Race to the Sun: Kenya’s aspirations for Solar Energy

December 4, 2020 - 5 minutes read

Kenya Power has recorded losses in the last financial year and according to KPLC, the losses were due to top clients turning to solar as a source of energy. Clients such as factories, universities and companies who according to Business Daily on Friday 20th of November 2020 were 54.8% of all KPLC clients. This shift to solar has contributed to the growth in demand stagnating at an approximate of 2.3% in 2020, below the projected growth of 5% causing further injuries to KPLC’s already dwindling finances.

The Energy and Petroleum Regulatory Authority (EPRA), Kenya’s energy sector regulatory body, has come up with draft regulations regarding the use of solar energy in Kenya. EPRA’s new regulations propose licensee fees, penalties, educational and professional qualifications of licensees. EPRA has broadened licences issued to technicians to three levels. To hold a T3 licence one has to hold a bachelor’s degree in electrical engineering or similar qualification. EPRA has also proposed an expansion of licences into 4 classes: Solar PV, Workers 1(SPW1), SPW2, SPW3 and SPW4.

According to the Regulatory Impact Assessment that followed the draft regulations, these regulations seek to deal with gaps that have been identified in the current regulations over the last 6 years in order to align the Regulations with the Energy Act. The benefits of these regulations include:

  • protecting end users from substandard solar photovoltaic products, 
  • to enhance the quality of solar photovoltaic systems, 
  • to facilitate the collection of energy data, as well as 
  • to promote fair business practices.

EPRA’s new rules have elicited a nationwide debate with most people calling EPRA out for mischief as the proposed regulations will curtail the growth of solar energy as an alternative source of energy and limit competition with traditional sources of energy and power houses such as Kenya Power.

The Energy Act in Section 75 provides that the Cabinet Secretary responsible for energy shall promote the development and use of renewable energy technologies which include solar energy. This raises one key question: Are the draft regulations really promoting the use of renewable energy?

EPRA’s new rules seem to be limiting the objectives of the National Energy Policy, 2018 that go hand in hand with the Constitution of Kenya 2010 as well as Kenya’s Vision 2030. The objectives of the Energy Policy are to ensure affordable, competitive, sustainable and reliable supply of energy to meet national and county development needs at least cost, while protecting and conserving the environment.

The Finance Act seems to also limit the intention of the Energy Act in terms of the promotion of solar energy as a source of renewable energy. The Finance Act 2018 exempted from VAT specialized equipment for the development and generation of solar and wind energy, including deep cycle batteries which use or store solar power. The Finance Act 2019 has now made it a requirement that recommendation be sought from the Cabinet Secretary responsible for energy matters before such exemption is processed.

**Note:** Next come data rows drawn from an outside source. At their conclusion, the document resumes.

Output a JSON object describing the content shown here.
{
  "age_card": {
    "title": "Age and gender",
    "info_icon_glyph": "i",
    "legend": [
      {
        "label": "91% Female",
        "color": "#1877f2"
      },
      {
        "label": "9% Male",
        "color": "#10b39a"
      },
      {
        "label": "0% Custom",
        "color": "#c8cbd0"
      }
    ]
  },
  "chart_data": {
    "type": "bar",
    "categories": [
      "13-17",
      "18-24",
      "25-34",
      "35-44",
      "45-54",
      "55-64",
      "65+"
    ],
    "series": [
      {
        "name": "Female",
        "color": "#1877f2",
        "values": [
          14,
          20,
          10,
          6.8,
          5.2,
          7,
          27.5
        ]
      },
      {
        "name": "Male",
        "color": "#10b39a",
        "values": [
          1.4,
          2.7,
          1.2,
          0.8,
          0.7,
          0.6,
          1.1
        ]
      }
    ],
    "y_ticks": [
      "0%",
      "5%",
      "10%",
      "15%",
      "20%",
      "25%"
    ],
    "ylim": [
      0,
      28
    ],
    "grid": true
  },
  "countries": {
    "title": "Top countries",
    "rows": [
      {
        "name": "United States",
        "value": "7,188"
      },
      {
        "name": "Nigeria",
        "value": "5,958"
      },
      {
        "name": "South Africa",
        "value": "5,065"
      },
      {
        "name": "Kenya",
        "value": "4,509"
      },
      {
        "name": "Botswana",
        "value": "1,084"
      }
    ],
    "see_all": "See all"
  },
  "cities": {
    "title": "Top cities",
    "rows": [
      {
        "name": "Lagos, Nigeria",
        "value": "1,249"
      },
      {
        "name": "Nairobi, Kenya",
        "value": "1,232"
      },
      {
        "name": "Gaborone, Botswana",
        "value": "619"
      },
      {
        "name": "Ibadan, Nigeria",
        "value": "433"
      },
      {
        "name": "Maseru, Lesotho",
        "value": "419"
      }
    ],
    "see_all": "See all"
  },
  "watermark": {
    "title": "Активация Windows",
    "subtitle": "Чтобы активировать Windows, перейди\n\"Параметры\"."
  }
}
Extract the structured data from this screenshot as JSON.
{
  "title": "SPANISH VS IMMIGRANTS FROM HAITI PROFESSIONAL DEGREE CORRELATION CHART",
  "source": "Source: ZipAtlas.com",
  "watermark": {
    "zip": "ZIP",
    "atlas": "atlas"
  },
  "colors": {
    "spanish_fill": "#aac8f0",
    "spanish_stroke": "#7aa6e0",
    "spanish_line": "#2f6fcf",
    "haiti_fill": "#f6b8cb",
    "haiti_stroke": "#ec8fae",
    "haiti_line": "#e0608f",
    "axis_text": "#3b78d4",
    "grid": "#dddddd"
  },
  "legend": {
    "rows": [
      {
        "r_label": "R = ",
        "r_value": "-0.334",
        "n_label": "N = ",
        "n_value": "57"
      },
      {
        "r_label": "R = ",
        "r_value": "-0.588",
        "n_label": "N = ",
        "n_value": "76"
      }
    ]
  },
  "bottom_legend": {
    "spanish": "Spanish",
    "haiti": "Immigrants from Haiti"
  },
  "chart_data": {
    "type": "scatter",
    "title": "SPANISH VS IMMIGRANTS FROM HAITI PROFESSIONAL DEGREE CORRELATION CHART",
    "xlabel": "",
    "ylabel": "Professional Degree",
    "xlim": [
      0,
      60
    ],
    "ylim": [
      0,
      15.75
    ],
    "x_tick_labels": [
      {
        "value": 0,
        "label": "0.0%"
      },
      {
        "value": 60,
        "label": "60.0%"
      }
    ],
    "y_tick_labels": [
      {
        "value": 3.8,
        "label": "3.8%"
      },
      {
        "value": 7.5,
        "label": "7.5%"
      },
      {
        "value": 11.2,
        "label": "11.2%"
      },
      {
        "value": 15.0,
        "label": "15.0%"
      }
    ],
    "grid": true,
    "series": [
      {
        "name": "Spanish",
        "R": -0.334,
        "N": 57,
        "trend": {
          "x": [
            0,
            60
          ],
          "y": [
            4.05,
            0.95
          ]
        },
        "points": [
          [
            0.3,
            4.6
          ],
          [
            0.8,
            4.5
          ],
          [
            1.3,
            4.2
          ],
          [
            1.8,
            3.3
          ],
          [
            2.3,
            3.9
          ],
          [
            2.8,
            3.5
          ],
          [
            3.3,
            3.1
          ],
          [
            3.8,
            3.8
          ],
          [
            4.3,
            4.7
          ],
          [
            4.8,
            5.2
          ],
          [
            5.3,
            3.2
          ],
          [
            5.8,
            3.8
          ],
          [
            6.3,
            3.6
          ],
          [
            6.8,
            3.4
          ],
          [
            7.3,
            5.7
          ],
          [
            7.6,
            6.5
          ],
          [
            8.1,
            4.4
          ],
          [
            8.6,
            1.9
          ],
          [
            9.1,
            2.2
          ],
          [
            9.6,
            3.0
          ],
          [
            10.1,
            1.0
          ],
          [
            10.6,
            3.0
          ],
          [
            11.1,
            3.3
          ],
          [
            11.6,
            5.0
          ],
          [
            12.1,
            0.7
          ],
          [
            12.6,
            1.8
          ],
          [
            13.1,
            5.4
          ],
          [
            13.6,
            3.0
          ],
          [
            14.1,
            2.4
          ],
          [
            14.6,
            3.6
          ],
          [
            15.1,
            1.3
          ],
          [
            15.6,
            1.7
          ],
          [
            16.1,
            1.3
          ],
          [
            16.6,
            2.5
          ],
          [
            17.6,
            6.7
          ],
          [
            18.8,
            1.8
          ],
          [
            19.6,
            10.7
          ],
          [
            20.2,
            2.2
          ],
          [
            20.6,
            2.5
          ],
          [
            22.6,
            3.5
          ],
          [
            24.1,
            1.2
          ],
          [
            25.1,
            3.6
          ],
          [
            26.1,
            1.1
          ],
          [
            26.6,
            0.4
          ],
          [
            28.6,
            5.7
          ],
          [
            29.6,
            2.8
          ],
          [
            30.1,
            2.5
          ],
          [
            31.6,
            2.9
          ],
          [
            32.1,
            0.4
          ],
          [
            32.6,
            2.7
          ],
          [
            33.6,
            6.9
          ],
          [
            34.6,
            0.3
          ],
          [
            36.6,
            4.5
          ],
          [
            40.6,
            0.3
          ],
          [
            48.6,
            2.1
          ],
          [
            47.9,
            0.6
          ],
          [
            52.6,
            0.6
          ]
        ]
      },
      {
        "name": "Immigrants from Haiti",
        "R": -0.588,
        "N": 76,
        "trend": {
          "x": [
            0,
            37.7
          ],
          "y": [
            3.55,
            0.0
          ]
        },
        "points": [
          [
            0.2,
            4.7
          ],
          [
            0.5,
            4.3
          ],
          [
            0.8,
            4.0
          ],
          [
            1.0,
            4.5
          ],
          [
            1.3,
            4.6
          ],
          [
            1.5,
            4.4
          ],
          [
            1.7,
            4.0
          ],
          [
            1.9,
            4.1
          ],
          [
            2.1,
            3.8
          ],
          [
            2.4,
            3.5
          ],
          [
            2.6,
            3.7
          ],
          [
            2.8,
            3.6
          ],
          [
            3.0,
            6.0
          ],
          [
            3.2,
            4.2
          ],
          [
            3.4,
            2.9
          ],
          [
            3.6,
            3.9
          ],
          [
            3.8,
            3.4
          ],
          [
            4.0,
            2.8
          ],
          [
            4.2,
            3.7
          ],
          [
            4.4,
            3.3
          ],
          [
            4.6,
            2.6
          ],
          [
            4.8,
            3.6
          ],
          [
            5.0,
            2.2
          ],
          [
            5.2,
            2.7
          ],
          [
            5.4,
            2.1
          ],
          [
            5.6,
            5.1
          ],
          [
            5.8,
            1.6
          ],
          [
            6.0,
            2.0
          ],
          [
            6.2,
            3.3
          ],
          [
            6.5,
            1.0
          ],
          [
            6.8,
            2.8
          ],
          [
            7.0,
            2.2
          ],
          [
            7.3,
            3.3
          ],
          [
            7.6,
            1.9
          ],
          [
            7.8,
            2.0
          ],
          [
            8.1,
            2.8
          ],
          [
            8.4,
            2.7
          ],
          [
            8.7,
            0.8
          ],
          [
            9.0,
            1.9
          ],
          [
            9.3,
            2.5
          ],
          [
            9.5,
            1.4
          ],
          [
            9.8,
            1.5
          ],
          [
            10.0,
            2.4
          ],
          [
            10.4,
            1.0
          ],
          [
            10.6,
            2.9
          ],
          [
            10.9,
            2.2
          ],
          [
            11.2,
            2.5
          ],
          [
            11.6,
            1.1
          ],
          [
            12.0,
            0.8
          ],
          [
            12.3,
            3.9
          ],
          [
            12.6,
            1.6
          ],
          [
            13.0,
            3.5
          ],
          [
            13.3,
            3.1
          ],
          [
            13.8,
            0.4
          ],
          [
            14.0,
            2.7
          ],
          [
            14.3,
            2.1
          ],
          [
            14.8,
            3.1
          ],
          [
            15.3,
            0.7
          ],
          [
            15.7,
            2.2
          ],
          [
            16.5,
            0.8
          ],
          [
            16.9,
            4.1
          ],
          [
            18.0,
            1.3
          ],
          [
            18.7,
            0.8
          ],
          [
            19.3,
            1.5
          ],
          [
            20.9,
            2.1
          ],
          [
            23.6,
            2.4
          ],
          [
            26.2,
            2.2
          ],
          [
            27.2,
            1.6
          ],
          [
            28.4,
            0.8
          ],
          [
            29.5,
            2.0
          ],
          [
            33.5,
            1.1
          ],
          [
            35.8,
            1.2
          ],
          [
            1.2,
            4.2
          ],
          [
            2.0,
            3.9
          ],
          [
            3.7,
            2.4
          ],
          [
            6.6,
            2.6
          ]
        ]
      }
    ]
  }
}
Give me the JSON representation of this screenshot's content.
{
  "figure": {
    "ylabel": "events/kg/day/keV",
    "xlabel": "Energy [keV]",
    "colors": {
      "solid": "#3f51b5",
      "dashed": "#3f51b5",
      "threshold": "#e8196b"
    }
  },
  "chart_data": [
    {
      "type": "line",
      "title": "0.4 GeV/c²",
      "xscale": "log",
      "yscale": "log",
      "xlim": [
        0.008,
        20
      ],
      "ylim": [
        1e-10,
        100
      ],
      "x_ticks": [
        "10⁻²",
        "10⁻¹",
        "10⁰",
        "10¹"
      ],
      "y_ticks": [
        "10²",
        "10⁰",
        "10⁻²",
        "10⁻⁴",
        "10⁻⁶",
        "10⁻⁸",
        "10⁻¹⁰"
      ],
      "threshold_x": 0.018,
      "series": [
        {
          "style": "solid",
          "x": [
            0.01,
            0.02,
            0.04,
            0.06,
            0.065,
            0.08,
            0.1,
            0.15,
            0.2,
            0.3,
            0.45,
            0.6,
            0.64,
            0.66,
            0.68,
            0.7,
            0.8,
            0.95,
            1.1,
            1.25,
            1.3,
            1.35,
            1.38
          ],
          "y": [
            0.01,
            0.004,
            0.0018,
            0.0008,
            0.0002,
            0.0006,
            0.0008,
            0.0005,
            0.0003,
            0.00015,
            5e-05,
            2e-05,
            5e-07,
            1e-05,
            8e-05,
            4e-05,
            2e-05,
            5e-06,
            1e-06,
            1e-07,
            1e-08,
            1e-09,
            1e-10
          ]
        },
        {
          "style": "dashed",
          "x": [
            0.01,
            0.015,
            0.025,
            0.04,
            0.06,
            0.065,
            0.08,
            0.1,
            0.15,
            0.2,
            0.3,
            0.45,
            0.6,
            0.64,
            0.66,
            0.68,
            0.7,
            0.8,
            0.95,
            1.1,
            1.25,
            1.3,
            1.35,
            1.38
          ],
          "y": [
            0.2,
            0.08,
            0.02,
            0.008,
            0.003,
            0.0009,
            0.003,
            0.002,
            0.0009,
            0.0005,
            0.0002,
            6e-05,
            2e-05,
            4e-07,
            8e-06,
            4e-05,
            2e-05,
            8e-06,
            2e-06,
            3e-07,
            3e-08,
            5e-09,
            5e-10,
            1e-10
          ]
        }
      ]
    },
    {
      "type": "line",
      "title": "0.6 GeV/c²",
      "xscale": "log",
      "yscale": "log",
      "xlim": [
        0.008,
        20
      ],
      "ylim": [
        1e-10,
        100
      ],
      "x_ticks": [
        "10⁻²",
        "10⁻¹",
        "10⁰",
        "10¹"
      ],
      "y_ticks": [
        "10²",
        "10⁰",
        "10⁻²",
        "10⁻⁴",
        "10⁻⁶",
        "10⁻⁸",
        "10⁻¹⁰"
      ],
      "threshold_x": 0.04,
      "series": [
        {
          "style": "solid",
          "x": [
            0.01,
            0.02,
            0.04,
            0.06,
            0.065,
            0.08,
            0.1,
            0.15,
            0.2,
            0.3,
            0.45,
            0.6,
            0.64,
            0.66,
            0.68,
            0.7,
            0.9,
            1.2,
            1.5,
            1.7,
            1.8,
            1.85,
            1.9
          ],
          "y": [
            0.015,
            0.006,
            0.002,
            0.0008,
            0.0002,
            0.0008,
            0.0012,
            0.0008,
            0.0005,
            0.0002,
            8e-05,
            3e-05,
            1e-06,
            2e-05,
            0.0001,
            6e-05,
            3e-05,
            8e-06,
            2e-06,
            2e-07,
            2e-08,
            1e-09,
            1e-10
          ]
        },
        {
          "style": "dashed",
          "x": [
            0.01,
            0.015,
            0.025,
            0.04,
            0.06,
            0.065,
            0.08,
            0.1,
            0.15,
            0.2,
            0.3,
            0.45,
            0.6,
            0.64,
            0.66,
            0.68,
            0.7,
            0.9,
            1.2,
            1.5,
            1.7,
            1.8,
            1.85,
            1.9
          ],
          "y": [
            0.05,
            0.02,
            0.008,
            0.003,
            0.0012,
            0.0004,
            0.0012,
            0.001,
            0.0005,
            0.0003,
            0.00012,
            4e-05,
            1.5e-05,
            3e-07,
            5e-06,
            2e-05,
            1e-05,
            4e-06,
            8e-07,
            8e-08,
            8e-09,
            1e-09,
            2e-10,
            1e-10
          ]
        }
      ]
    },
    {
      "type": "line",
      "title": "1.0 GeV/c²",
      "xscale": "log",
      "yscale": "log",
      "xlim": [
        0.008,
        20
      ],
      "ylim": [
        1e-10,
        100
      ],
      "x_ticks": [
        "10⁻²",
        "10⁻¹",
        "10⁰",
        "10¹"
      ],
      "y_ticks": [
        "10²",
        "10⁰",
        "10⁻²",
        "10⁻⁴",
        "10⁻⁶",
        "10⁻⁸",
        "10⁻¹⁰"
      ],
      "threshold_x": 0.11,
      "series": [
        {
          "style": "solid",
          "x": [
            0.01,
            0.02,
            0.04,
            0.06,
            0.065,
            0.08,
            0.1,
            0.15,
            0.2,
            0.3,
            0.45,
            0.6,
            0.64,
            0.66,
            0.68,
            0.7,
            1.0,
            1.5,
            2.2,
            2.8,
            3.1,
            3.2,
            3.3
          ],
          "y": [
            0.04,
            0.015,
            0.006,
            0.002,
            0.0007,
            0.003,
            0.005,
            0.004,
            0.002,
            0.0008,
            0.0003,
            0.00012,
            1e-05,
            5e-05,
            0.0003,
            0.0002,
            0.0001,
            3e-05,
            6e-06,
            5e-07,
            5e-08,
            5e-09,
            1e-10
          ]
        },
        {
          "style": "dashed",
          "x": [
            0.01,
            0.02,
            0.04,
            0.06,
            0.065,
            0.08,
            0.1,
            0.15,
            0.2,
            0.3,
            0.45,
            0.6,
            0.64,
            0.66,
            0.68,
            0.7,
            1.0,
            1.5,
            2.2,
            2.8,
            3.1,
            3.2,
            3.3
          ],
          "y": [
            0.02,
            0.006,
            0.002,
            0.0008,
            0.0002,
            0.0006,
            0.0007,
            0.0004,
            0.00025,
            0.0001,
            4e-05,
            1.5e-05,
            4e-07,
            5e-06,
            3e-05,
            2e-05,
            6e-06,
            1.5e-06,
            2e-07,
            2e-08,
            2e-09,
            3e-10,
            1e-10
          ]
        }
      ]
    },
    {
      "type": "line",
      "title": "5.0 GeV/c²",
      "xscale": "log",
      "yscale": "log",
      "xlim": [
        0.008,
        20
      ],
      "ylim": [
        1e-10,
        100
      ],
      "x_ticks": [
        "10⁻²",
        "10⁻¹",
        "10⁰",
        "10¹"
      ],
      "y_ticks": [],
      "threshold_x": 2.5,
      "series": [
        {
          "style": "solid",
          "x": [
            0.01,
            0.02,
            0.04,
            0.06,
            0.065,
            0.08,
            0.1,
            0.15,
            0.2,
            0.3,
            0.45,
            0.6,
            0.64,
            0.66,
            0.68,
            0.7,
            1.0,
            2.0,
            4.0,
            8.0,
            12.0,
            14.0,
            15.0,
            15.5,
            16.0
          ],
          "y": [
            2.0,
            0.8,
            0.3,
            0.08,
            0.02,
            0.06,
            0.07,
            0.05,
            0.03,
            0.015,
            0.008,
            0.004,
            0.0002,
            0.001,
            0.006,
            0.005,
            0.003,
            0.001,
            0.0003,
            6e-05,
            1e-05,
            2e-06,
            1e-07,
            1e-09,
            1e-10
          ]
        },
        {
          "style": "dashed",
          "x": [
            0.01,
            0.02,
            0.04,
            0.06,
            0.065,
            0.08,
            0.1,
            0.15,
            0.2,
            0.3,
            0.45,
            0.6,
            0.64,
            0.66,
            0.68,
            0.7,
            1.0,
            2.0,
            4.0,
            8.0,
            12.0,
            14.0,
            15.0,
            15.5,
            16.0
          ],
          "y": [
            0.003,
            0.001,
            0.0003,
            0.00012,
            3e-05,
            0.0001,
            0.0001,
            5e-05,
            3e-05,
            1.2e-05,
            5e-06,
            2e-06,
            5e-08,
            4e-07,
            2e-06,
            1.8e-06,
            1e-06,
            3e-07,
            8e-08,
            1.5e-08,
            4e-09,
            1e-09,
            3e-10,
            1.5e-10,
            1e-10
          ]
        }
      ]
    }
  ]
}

Kenya’s Vision 2030 aims at increasing energy supply so as to achieve support for development projects under the Vision 2030. Some parts of Vision 2030 such as infrastructure, science, technology and innovation, housing and urbanization are inspired by the Sustainable Development Goals. Goal 9 on industry, innovation and infrastructure which are crucial drivers of the economy require a significant amount of energy in order to be achieved. The new EPRA regulations may limit energy production to that effect. The best possible solution is to have low cost energy production with the least limitations as long as the energy is safe.

Kenya’s economic blueprint, the Big 4 Agenda, would also benefit from use of cheap or cheaper energy solutions in order to achieve its goals. According to the Agenda, affordable housing includes electricity at low cost, enhancing manufacturing also requires a good amount of energy sources, this would definitely use cheap cost of energy production. The government also plans to build a modern industrial park in various towns, set up  clothes manufacturing sheds in Athi River, start a leather park for leather apparel in Machakos, remove hindrances for exporting agricultural-based processed products, curb the importation of some goods (for example, finished leather), among others Limitations to solar energy production will limit the achievement of these goals.

Conclusion:

The creation of standards in terms of regulations should emphasize more on the safety of technologies and ensure efficiency and not limit the development of the use of solar technology in Kenya.

The technology itself, while devoid of monthly bills is expensive to acquire, issues such as fees and licencing should be regulated in such a manner that would not lock out people that would have otherwise been well qualified to handle solar energy installation and production or that have been handling solar equipment well so far.